Re: Release Plans (1999-05-10)
I agree, I would like to see a system where major releases and minor
releases exist. (No, we really do not have this as I envision it). The
major releases would be the base system and libraries
(libc, X, kernel, compilers, etc) and the minor releases would be much
more frequent and only be non critical stuff (window managers, apps).
This would alow work on the next major systrem with the latest copies of
everything, but still allow users sticking with stable to have the
(almost) latest versions of things. Right now, it seems a new freeze
allows just about anything to be upgraded (glibc 2.1, X, kernel). These
are bing complicated things, and take a lot more work to make stable than
say window maker.
This type of statagy is similar to what is used in the kernel (unstable
branch with new fetures and stable branch with just updates).

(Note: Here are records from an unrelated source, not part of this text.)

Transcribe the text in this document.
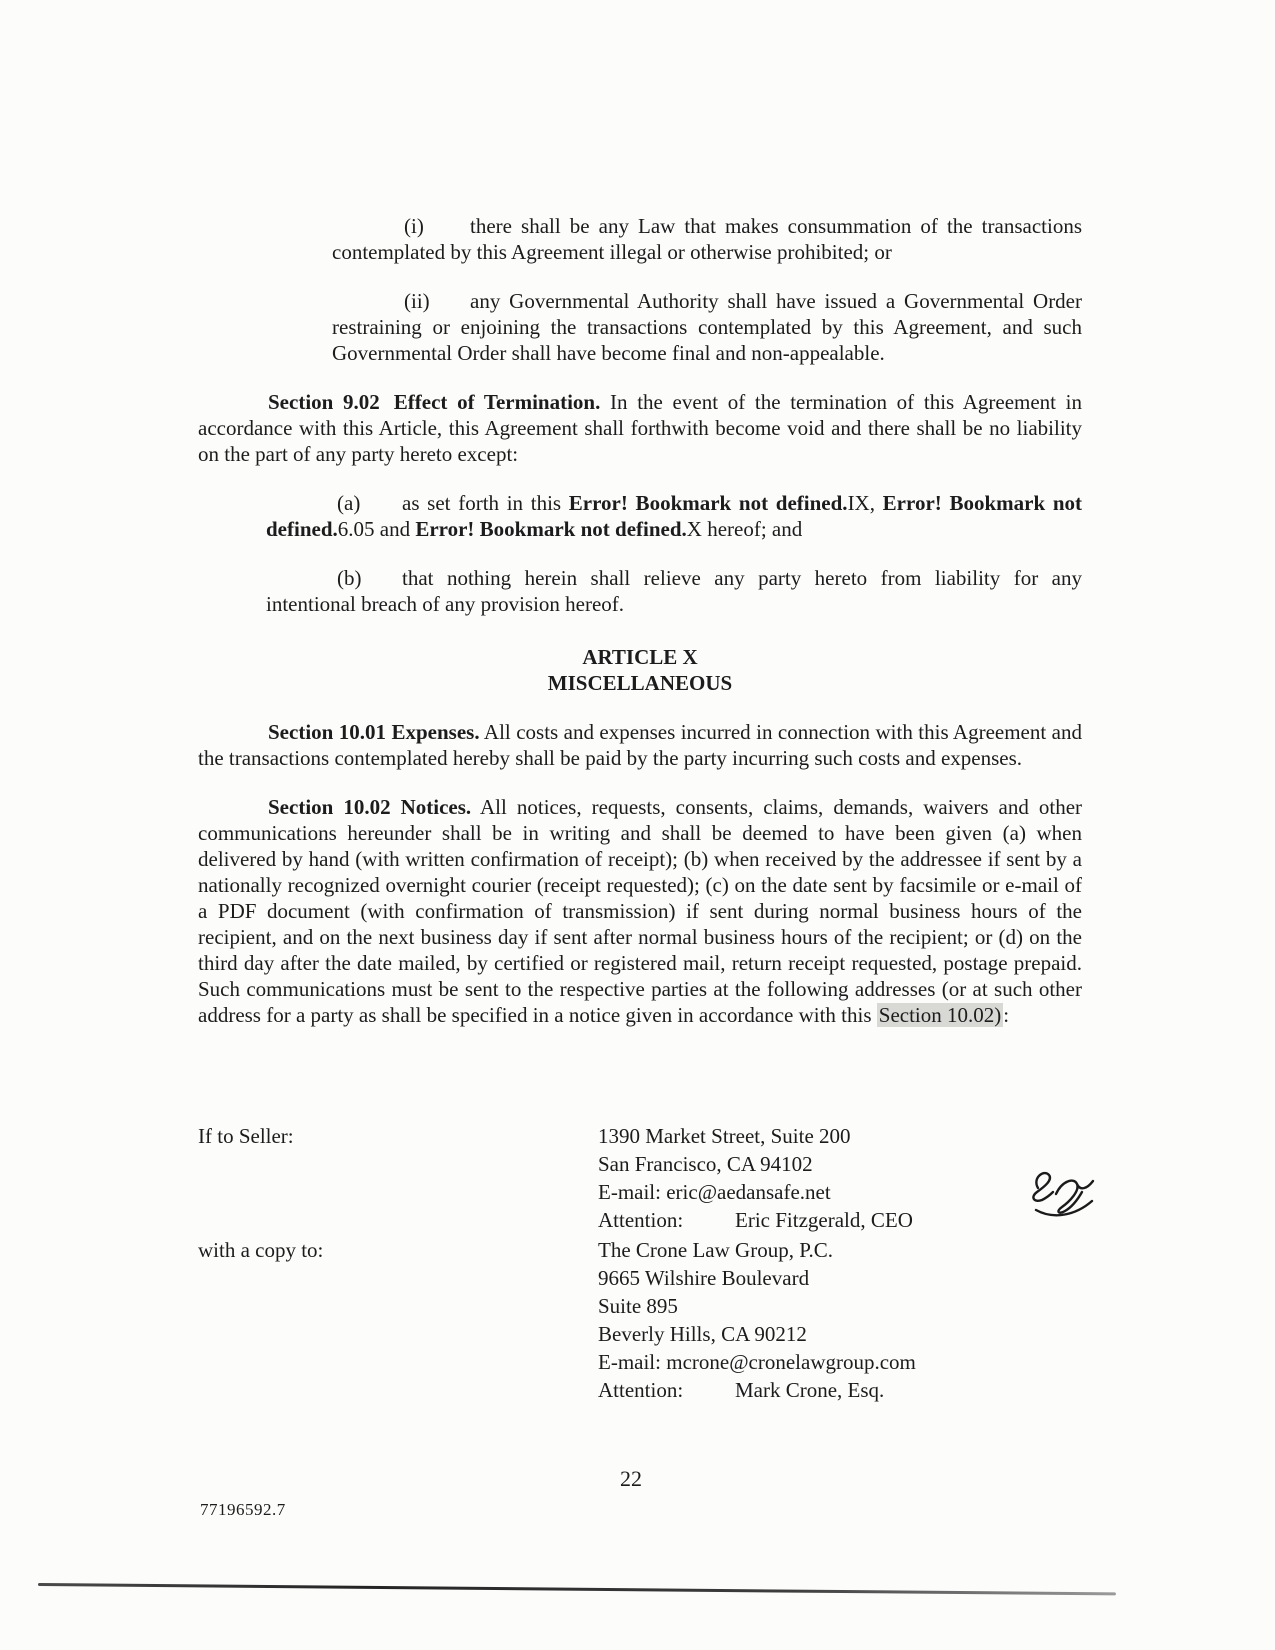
(i) there shall be any Law that makes consummation of the transactions contemplated by this Agreement illegal or otherwise prohibited; or

(ii) any Governmental Authority shall have issued a Governmental Order restraining or enjoining the transactions contemplated by this Agreement, and such Governmental Order shall have become final and non-appealable.

Section 9.02 Effect of Termination. In the event of the termination of this Agreement in accordance with this Article, this Agreement shall forthwith become void and there shall be no liability on the part of any party hereto except:

(a) as set forth in this Error! Bookmark not defined.IX, Error! Bookmark not defined.6.05 and Error! Bookmark not defined.X hereof; and

(b) that nothing herein shall relieve any party hereto from liability for any intentional breach of any provision hereof.

ARTICLE X
MISCELLANEOUS

Section 10.01 Expenses. All costs and expenses incurred in connection with this Agreement and the transactions contemplated hereby shall be paid by the party incurring such costs and expenses.

Section 10.02 Notices. All notices, requests, consents, claims, demands, waivers and other communications hereunder shall be in writing and shall be deemed to have been given (a) when delivered by hand (with written confirmation of receipt); (b) when received by the addressee if sent by a nationally recognized overnight courier (receipt requested); (c) on the date sent by facsimile or e-mail of a PDF document (with confirmation of transmission) if sent during normal business hours of the recipient, and on the next business day if sent after normal business hours of the recipient; or (d) on the third day after the date mailed, by certified or registered mail, return receipt requested, postage prepaid. Such communications must be sent to the respective parties at the following addresses (or at such other address for a party as shall be specified in a notice given in accordance with this Section 10.02):

If to Seller:	1390 Market Street, Suite 200
San Francisco, CA 94102
E-mail: eric@aedansafe.net
Attention: Eric Fitzgerald, CEO
with a copy to:	The Crone Law Group, P.C.
9665 Wilshire Boulevard
Suite 895
Beverly Hills, CA 90212
E-mail: mcrone@cronelawgroup.com
Attention: Mark Crone, Esq.
22
77196592.7
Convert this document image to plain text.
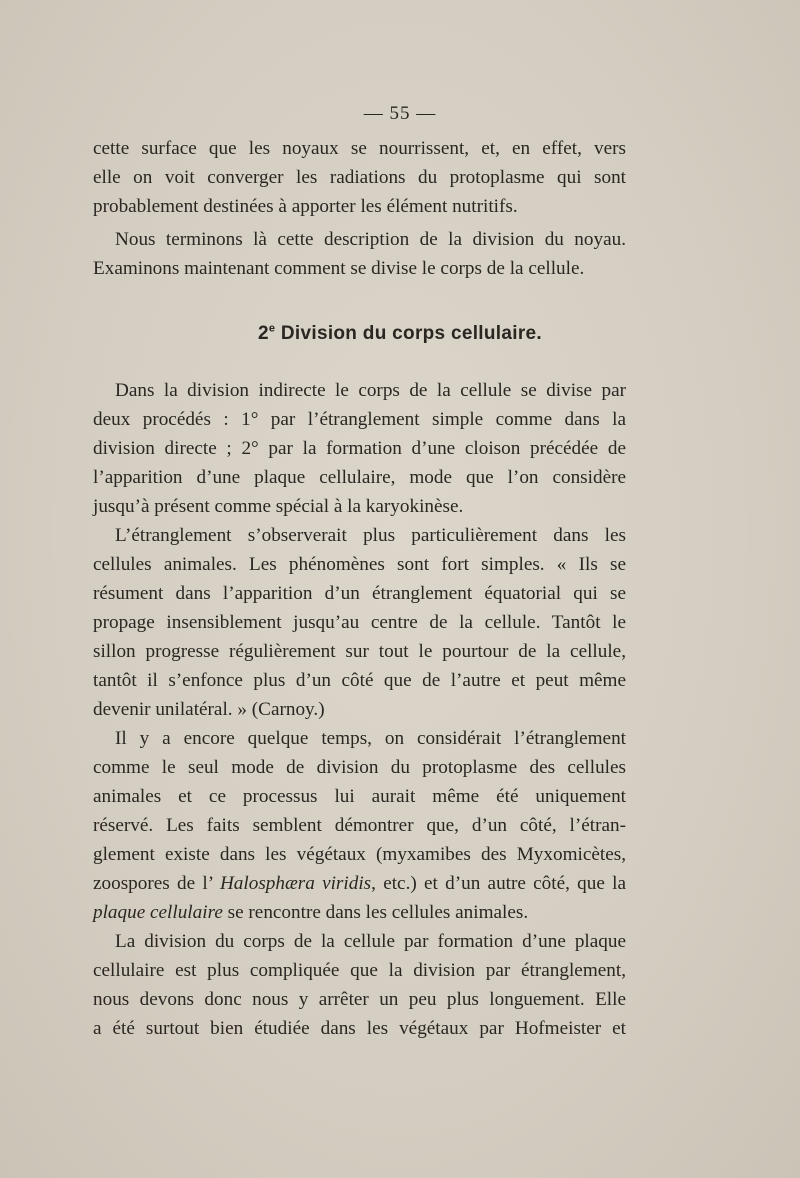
— 55 —
cette surface que les noyaux se nourrissent, et, en effet, vers
elle on voit converger les radiations du protoplasme qui sont
probablement destinées à apporter les élément nutritifs.
Nous terminons là cette description de la division du noyau.
Examinons maintenant comment se divise le corps de la cellule.
2e Division du corps cellulaire.
Dans la division indirecte le corps de la cellule se divise par
deux procédés : 1° par l’étranglement simple comme dans la
division directe ; 2° par la formation d’une cloison précédée de
l’apparition d’une plaque cellulaire, mode que l’on considère
jusqu’à présent comme spécial à la karyokinèse.
L’étranglement s’observerait plus particulièrement dans les
cellules animales. Les phénomènes sont fort simples. « Ils se
résument dans l’apparition d’un étranglement équatorial qui se
propage insensiblement jusqu’au centre de la cellule. Tantôt le
sillon progresse régulièrement sur tout le pourtour de la cellule,
tantôt il s’enfonce plus d’un côté que de l’autre et peut même
devenir unilatéral. » (Carnoy.)
Il y a encore quelque temps, on considérait l’étranglement
comme le seul mode de division du protoplasme des cellules
animales et ce processus lui aurait même été uniquement
réservé. Les faits semblent démontrer que, d’un côté, l’étran-
glement existe dans les végétaux (myxamibes des Myxomicètes,
zoospores de l’ Halosphæra viridis, etc.) et d’un autre côté, que la
plaque cellulaire se rencontre dans les cellules animales.
La division du corps de la cellule par formation d’une plaque
cellulaire est plus compliquée que la division par étranglement,
nous devons donc nous y arrêter un peu plus longuement. Elle
a été surtout bien étudiée dans les végétaux par Hofmeister et
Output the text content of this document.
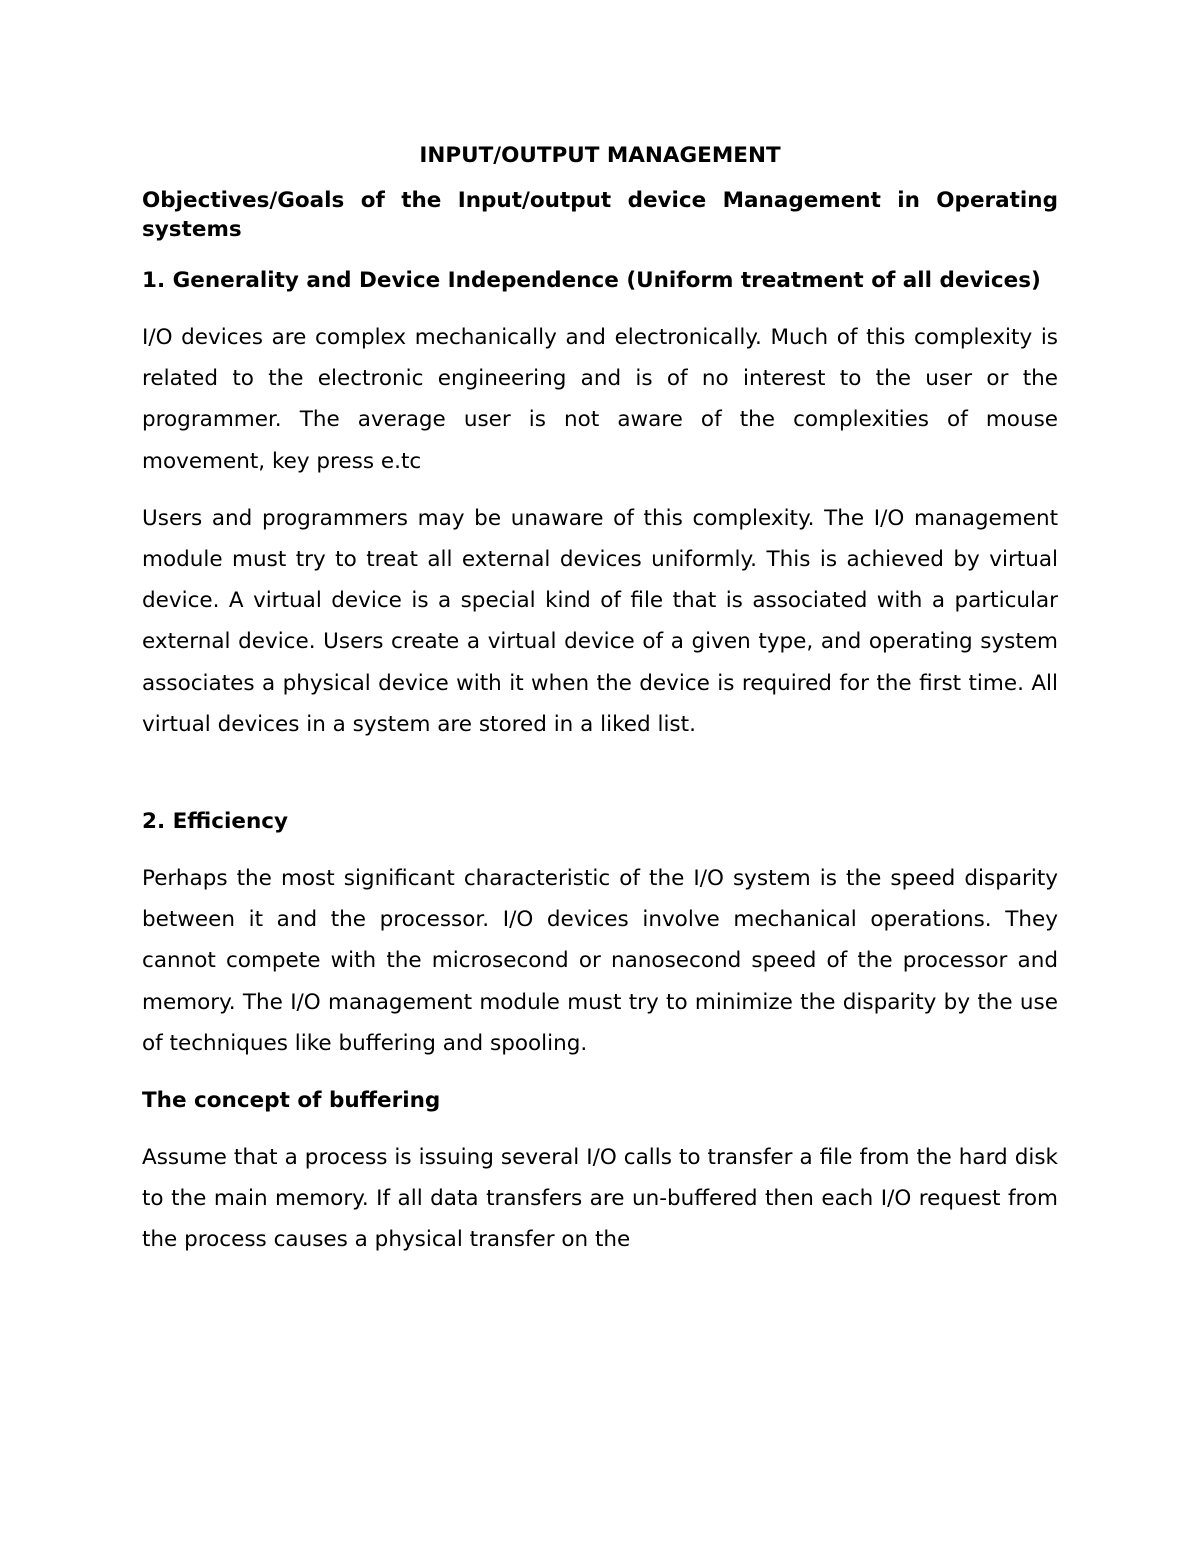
INPUT/OUTPUT MANAGEMENT
Objectives/Goals of the Input/output device Management in Operating systems
1. Generality and Device Independence (Uniform treatment of all devices)

I/O devices are complex mechanically and electronically. Much of this complexity is related to the electronic engineering and is of no interest to the user or the programmer. The average user is not aware of the complexities of mouse movement, key press e.tc

Users and programmers may be unaware of this complexity. The I/O management module must try to treat all external devices uniformly. This is achieved by virtual device. A virtual device is a special kind of file that is associated with a particular external device. Users create a virtual device of a given type, and operating system associates a physical device with it when the device is required for the first time. All virtual devices in a system are stored in a liked list.

2. Efficiency

Perhaps the most significant characteristic of the I/O system is the speed disparity between it and the processor. I/O devices involve mechanical operations. They cannot compete with the microsecond or nanosecond speed of the processor and memory. The I/O management module must try to minimize the disparity by the use of techniques like buffering and spooling.

The concept of buffering

Assume that a process is issuing several I/O calls to transfer a file from the hard disk to the main memory. If all data transfers are un-buffered then each I/O request from the process causes a physical transfer on the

On Fri, 14 May 1999, David Bristel wrote:
> My own reasons for wanting these updates in there is that we go frozen, and then
> a major release comes out. Suddenly, Debian may be more stable, but MAJOR
> packages are out of date. If we have the "updated" section available on the ftp
> site, we can have these packages there for people to install, without ruining
> the integrity of the stable release. It also gives people a feeling of not
> needing to wait for the next major release for new software. Sure, once the new
> version comes out, it wouldn't make sense to build for the OLD versions, but
> potato isn't out. Because of that, we shouldn't abandon those who run slink.
> Note that if linus did that, the 2.2.7 and 2.2.8 would never have come out
> because work had already begun on the 2.3 kernels.